4. With the resignation of Thomas “the Rubber Stamp” Sullivan as Insurance Commissioner, that we will actually have someone in the job who is working to look after the interests of the citizens of the state of Connecticut instead of those of the health insurance companies he is meant to be regulating. Here’s yet another example of some of the practices I’m talking about: My insurer, who shall remain nameless, but I’m sure it’s not the only one playing this game with policyholders, sent me a letter a week ago, telling me that they didn’t have “sufficient clinical data” to pay for a migraine medication that I’ve been prescribed (and which has been covered) for the last ten years. I find this somewhat hard to believe, considering that I have been with this insurer for half of that decade and they have been covering the medication without question. I would say that preventing catastrophic migraines for a decade is probably sufficient clinical evidence, but hey, what do I know? I just pay higher and higher premiums every year, and get less for them. And before you start blaming this on “Obamacare,” like the supposedly apolitical Thomas “the Stamp” Sullivan did when justifying rubber stamping rate hikes for Anthem’s individual policyholders as high as 47 percent without due diligence, my insurer – and the company I was with before them – was pulling similar sorts of shenanigans back when Barry was still a community organizer in Chicago.

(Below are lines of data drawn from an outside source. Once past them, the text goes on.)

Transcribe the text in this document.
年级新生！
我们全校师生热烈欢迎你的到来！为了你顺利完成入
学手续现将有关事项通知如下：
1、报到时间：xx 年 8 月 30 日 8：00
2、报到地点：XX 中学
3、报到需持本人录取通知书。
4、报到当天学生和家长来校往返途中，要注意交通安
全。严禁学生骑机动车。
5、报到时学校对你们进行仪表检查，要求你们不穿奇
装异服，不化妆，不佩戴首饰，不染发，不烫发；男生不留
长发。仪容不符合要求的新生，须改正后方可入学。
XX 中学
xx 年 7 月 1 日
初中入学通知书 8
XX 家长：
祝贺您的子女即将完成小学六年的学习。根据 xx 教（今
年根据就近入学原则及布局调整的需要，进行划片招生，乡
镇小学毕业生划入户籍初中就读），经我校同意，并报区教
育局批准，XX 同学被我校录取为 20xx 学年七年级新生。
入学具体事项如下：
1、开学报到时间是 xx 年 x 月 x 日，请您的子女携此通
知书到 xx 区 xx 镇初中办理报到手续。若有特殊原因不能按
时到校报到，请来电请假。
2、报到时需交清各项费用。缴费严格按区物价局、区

On a happier note, I hope you were “First Footed” by a tall dark man bearing whiskey, rather than coal, thus ushering in a more prosperous, if hungover, 2011.
Sarah Darer Littman is a columnist for Hearst Newspapers and an award-winning novelist of books for teens. Long before the financial meltdown, she worked as a securities analyst and earned her MBA in Finance from the Stern School at NYU.